Hillary Clinton E-Mails Said to Contain 'Sensitive But Unclassified' Information

The New York Times reviews a batch of e-mails related to the 2012 Benghazi attack.

Hillary Clinton appears to have received information considered “sensitive but unclassified” at her private e-mail address while she was secretary of state, the New York Times reported Thursday.

That is based on the newspaper's review of about a third of the 850 pages of messages that the State Department has given to the Republican-led House committee investigating the 2012 Benghazi attack and plans to release “in the coming days.”

So far, the messages “appear to back up Mrs. Clinton’s previous assertions that she did not receive classified information at her private email address,” according to the report.

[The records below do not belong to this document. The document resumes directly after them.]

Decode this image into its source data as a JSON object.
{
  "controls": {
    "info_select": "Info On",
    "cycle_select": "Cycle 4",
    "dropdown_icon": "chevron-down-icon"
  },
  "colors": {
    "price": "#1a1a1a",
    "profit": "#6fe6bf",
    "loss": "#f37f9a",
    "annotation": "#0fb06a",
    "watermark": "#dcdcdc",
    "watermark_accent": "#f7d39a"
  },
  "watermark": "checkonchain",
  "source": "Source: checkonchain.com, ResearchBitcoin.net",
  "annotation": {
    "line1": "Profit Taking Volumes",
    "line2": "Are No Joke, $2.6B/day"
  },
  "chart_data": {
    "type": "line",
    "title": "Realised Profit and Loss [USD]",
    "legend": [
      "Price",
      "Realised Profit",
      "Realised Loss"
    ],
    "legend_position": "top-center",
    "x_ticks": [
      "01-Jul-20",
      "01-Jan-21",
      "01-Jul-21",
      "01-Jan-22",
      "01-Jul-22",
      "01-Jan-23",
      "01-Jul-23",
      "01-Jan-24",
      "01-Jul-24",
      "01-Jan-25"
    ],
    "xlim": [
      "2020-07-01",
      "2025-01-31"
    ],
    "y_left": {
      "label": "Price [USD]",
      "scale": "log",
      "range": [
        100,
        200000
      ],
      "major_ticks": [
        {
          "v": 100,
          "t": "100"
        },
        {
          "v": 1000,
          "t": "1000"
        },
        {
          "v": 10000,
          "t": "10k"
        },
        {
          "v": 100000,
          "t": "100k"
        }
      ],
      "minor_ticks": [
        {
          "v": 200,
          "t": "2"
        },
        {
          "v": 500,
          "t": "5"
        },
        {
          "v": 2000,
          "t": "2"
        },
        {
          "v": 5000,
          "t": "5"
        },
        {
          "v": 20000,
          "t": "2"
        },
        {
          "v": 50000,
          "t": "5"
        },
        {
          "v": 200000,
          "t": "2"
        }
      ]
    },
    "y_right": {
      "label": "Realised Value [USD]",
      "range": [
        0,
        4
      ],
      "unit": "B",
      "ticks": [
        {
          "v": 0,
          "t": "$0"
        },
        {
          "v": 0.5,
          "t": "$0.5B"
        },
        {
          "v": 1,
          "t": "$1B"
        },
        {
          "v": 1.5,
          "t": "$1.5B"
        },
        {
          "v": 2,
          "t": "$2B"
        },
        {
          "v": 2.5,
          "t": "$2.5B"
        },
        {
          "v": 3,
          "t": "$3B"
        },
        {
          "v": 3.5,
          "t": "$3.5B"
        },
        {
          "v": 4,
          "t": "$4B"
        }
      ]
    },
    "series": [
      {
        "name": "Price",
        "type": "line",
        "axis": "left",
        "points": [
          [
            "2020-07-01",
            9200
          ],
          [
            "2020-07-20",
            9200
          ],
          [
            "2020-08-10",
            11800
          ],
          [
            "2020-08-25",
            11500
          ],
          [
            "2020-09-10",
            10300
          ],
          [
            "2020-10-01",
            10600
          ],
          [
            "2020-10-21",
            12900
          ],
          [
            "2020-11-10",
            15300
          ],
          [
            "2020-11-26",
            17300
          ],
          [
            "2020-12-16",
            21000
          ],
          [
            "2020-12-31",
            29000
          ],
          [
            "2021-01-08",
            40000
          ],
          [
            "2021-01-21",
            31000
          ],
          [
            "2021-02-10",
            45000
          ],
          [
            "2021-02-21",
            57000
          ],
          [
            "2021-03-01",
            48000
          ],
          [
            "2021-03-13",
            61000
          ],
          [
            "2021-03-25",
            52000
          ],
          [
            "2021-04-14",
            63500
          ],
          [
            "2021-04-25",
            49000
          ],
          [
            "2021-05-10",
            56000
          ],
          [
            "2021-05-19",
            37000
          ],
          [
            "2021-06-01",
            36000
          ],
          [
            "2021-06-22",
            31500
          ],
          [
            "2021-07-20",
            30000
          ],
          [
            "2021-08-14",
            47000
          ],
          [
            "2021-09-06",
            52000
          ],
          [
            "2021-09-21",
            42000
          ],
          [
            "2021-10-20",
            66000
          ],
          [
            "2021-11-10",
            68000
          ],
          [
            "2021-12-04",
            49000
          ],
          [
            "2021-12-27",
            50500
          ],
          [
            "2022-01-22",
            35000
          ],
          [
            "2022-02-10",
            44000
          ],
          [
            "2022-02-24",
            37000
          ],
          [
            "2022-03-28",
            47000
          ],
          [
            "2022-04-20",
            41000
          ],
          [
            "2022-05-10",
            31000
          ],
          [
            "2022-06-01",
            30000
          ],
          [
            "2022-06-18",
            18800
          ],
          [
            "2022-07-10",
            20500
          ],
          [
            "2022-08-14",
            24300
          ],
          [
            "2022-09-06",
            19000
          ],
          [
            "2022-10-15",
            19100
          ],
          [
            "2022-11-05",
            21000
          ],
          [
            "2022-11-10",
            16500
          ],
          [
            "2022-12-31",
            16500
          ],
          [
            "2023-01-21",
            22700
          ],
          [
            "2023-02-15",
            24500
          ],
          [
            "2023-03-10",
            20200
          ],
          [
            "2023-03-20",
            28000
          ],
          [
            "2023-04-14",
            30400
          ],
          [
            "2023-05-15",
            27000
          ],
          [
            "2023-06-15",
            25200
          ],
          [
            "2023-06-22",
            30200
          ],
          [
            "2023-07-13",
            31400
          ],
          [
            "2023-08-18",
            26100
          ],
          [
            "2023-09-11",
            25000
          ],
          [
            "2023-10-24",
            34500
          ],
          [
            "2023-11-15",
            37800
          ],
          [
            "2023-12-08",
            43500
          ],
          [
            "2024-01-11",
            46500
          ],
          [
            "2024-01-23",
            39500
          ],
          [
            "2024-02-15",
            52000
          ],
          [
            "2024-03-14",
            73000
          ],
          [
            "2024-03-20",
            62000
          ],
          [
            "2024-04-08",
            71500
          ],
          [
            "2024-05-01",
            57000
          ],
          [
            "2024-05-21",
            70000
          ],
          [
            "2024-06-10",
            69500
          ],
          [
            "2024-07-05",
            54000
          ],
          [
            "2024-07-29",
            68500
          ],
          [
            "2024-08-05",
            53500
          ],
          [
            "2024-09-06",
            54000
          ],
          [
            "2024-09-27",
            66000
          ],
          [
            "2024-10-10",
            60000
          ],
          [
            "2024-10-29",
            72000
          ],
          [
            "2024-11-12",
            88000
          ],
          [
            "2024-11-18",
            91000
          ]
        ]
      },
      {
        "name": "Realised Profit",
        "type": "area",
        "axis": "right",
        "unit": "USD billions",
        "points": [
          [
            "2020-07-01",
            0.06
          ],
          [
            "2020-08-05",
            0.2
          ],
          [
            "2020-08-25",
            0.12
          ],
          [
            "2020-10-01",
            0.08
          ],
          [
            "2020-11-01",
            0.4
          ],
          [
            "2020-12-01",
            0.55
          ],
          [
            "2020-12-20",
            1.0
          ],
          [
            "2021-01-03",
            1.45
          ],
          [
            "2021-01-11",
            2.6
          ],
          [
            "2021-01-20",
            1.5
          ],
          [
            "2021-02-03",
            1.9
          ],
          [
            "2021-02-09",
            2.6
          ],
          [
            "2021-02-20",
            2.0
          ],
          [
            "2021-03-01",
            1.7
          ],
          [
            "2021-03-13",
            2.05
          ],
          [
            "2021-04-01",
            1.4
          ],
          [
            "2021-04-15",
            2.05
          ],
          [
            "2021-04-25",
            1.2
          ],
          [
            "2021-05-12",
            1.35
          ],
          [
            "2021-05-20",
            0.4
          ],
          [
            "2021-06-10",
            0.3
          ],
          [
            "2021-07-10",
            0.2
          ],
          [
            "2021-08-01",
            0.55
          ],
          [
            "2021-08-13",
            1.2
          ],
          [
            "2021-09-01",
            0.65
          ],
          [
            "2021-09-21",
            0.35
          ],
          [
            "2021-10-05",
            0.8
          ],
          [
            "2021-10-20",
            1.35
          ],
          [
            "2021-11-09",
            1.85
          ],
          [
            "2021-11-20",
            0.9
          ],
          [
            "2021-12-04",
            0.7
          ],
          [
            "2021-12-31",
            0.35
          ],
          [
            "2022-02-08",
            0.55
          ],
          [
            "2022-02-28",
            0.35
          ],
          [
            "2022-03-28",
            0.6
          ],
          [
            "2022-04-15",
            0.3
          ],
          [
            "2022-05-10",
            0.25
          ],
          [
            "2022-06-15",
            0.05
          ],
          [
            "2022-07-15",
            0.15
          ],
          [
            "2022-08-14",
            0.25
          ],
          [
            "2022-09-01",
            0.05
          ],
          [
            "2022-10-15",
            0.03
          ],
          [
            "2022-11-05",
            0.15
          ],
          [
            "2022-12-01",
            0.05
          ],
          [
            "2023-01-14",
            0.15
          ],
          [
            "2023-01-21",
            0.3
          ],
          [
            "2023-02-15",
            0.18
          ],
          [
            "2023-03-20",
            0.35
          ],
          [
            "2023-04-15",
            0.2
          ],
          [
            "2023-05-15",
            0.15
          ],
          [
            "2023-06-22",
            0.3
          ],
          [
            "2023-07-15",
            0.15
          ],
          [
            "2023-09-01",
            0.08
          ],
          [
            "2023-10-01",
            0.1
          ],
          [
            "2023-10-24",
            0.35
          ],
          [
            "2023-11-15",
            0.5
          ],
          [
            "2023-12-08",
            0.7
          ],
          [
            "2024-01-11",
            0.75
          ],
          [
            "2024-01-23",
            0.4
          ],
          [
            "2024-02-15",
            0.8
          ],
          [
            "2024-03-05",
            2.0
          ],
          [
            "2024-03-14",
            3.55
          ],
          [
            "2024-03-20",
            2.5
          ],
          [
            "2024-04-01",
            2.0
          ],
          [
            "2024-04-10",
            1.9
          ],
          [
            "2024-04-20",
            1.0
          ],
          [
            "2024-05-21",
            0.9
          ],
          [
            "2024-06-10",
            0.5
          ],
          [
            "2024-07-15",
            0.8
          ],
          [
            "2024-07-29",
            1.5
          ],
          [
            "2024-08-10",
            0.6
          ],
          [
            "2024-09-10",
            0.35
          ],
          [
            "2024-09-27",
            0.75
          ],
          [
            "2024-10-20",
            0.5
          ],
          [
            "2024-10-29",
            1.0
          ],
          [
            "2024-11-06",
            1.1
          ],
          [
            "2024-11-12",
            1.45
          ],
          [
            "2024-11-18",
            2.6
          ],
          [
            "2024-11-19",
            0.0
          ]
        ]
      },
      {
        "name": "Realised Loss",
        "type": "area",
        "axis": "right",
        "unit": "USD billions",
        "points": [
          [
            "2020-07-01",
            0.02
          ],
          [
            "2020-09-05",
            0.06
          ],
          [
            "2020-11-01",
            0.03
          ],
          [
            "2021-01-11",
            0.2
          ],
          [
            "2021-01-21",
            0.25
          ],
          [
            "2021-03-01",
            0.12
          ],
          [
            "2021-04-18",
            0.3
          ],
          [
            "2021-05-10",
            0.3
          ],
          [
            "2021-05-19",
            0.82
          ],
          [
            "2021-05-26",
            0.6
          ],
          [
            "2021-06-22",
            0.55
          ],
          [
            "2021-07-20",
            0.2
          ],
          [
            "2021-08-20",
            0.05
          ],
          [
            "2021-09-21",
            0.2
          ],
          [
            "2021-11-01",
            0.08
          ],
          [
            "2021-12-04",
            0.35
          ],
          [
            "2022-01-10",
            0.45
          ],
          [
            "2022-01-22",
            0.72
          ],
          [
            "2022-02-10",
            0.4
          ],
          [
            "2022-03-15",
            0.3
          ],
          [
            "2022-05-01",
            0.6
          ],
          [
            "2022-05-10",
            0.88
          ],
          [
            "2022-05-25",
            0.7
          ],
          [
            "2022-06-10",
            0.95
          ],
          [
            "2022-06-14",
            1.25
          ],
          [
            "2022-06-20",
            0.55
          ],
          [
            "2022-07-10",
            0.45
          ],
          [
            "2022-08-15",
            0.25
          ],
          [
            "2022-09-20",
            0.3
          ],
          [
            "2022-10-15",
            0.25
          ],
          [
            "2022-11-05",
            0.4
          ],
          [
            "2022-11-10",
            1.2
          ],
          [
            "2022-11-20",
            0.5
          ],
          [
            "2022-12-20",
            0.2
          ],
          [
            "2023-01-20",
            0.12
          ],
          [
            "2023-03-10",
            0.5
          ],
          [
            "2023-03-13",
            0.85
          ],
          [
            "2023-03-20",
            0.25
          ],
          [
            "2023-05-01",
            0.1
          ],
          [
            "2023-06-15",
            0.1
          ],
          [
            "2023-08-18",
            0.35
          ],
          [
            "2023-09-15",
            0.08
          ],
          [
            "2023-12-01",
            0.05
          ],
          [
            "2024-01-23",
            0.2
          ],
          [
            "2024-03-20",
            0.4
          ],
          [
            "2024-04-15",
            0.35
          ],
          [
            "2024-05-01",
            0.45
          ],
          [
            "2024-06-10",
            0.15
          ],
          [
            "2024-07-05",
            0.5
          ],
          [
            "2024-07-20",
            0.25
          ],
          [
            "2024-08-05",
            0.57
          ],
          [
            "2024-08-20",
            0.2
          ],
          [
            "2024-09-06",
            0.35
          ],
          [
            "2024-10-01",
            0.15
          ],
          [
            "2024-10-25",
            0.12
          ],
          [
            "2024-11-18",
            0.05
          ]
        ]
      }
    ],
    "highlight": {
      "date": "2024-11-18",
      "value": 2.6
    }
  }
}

The e-mails to Clinton include one from 2011 about the movements of diplomat Christopher Stevens, who was concerned about deteriorating security in Benghazi, according to the report. He was killed in the 2012 attack while serving as ambassador to Libya.

The messages reviewed by the Times also “show that Mrs. Clinton was circulating information about the attacks in Benghazi that contradicted the Obama administration’s initial narrative of what occurred,” the report said.

A federal judge this week ordered the State Department to release Clinton's e-mails, which total about 55,000 pages, on a rolling basis as the agency reviews them. Clinton has said she wants her messages publicized as soon as possible. Prior to launching her campaign, she defended the private e-mail use and said she had given all relevant messages to the department.